Mary McCann and Peter Scanavino
Photo by Kevin Thomas Garcia

Every now and then, if they work long enough, a journeyman actor gets a review like this: "Ms. McCann, a founding member of the Atlantic is quite a bit more. In the nearly 20 years I've followed her work, I've always thought of her as a fine, eminently reliable actress. But nothing she has done previously prepared me for the blazing conviction and centeredness of this performance."
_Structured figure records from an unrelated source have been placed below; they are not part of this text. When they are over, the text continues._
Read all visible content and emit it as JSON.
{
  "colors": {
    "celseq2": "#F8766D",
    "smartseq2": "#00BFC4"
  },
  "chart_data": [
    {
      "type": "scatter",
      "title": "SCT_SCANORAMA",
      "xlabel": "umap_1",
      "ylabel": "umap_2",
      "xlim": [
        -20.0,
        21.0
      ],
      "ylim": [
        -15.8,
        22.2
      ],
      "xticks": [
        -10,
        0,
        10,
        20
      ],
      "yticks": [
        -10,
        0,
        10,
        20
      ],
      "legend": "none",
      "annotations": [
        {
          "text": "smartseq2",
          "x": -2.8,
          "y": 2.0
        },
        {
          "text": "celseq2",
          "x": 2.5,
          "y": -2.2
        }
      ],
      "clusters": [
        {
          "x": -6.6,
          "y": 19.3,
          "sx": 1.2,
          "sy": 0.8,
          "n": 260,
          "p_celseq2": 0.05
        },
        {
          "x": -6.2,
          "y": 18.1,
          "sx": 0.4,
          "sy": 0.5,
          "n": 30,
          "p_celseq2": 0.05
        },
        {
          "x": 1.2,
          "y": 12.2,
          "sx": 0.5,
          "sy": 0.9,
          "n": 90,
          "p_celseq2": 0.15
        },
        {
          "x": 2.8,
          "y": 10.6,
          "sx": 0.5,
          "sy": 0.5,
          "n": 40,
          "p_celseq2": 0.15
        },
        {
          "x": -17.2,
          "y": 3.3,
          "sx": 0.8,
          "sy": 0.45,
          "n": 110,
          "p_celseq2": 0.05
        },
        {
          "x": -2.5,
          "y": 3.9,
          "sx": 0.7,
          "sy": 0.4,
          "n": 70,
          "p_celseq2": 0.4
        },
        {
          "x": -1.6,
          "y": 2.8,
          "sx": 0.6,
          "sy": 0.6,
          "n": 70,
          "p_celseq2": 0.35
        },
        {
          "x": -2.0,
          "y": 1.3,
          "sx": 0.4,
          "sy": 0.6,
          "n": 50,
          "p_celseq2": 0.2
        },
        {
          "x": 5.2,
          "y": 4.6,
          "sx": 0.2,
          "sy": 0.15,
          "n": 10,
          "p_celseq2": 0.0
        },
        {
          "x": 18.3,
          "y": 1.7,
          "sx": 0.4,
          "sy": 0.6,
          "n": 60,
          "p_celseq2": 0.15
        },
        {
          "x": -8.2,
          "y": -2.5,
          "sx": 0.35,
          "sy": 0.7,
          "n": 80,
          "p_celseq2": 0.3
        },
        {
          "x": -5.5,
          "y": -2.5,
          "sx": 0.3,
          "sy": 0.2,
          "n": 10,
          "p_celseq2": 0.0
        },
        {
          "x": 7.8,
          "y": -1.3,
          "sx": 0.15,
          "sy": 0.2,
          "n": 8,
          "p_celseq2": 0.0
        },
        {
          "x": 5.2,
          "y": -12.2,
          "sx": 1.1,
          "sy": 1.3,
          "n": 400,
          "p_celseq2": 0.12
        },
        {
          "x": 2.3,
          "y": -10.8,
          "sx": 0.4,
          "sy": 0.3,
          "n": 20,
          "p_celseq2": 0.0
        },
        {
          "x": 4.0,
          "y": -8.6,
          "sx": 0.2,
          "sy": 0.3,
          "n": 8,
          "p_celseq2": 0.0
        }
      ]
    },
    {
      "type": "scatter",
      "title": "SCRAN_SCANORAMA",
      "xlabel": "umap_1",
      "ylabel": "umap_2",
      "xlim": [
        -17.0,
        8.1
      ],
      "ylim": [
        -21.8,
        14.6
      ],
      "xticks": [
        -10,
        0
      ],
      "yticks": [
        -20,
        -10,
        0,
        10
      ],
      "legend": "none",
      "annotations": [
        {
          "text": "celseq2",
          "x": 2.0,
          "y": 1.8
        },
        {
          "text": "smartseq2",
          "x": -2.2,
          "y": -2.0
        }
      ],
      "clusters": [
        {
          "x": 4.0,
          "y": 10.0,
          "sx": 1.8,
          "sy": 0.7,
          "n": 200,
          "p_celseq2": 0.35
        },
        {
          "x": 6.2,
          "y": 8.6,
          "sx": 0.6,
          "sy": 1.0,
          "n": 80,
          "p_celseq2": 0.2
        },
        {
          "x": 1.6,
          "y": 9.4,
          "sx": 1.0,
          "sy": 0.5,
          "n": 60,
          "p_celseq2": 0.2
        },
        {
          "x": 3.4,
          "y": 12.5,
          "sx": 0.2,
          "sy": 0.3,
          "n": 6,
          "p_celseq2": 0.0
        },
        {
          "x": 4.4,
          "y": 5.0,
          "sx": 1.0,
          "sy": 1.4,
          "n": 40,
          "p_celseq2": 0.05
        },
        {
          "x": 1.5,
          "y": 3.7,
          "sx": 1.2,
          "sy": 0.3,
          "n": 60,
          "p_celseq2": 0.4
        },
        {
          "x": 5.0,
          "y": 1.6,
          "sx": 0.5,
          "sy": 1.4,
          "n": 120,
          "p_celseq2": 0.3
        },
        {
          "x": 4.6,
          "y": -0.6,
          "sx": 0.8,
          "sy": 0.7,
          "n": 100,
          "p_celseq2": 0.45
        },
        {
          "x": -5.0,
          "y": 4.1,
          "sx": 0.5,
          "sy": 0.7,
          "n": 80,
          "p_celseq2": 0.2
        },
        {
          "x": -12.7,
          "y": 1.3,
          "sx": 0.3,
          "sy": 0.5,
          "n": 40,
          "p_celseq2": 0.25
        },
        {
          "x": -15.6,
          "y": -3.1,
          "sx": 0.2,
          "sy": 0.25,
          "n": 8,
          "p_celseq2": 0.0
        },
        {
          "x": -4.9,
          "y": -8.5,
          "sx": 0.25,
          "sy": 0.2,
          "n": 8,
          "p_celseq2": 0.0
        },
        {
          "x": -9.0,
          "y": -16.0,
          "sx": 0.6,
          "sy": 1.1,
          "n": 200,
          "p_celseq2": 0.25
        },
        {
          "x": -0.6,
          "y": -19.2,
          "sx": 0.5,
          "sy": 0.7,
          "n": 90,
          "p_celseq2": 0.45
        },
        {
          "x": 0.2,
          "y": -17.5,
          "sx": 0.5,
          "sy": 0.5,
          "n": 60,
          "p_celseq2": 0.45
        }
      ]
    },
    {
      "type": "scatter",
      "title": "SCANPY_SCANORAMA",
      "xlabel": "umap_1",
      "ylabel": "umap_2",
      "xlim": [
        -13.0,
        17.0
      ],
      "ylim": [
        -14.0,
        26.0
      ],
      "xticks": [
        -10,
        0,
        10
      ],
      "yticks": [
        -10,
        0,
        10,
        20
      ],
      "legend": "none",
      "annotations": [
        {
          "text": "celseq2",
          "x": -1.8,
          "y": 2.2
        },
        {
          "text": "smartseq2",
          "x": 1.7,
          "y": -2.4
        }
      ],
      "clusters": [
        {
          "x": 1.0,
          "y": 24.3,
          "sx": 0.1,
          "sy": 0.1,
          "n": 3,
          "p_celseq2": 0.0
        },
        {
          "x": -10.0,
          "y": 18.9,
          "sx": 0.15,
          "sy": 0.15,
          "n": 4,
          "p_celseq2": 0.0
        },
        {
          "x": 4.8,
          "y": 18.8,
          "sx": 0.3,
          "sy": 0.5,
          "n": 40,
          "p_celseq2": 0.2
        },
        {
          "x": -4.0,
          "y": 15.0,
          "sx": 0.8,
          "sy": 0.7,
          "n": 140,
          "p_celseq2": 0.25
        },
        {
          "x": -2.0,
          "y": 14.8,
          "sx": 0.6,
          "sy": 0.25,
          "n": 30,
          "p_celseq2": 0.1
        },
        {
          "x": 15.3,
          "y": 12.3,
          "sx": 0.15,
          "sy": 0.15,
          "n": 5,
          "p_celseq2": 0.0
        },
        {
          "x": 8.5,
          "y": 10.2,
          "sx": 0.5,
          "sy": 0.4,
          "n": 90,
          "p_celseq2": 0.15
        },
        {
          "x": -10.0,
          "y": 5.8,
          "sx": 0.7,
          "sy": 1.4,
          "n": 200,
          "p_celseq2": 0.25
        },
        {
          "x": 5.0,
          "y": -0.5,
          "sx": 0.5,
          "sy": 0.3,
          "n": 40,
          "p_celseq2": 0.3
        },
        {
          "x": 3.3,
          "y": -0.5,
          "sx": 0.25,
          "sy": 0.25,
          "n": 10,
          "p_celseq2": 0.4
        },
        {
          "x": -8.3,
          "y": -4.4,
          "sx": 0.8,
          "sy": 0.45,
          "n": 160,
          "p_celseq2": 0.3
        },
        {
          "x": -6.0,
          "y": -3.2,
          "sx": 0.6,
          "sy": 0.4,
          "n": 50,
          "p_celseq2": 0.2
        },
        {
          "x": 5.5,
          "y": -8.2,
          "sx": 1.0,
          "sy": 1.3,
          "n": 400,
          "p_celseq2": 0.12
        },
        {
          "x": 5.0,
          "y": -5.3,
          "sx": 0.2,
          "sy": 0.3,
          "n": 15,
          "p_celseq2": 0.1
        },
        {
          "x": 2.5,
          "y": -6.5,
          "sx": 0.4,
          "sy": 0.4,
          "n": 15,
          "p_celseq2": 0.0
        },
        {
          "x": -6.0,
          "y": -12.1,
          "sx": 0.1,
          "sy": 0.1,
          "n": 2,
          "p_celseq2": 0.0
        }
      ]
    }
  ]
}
That choice piece of praise came from the New York Times, which was reviewing Harper Regan, a play by Simon Stephens starring McCann in the title role of a woman who walks away from her home and family. McCann is, indeed, one of the mainstays of the Atlantic Theater Company's stable of actors. And she has always been a solid, but never flashy presence. The critics, even when they didn't care for the play, found much to praise here. "McCann can play both raw and vulnerable," wrote Entertainment Weekly, "as well as impulsive and self-defeating, and her face is a remarkable roadmap of her character's emotional wanderings." And the Daily News observed, "McCann’s rock-solid performance as a woman who’s anything but goes a long way toward keeping us engrossed. There’s something wonderful in the calm she brings to the role, even when Harper is at her most out-there."


Film star Jake Gyllenhaal has found success in his American stage debut. The U.S. premiere of Nick Payne's humor-kissed dysfunctional-family drama If There Is I Haven't Found It Yet, at Roundabout Theatre Company's Off-Broadway home at the Laura Pels Theatre, will extend an extra two weeks following a hiatus. The limited run, which was originally scheduled to run through Nov. 25 only, will take a 12-day break before resuming performances on Dec. 8 and play two additional weeks through Dec. 23. Tony nominee Enid Graham (Honour) joins the cast Oct. 23, playing a harried mom whose marriage to an academic is on the rocks.


Complete casting was announced for The Public Theater's world premiere of Nathan Englander's The Twenty-Seventh Man. Among the ensemble is a trio of estimable players: Byron Jennings, Chip Zien and Ron Rifkin, a one-time regular presence on the New York stage who is now but rarely seen. The play will begin previews Nov. 7 in the Martinson Theater with an official opening Nov. 18.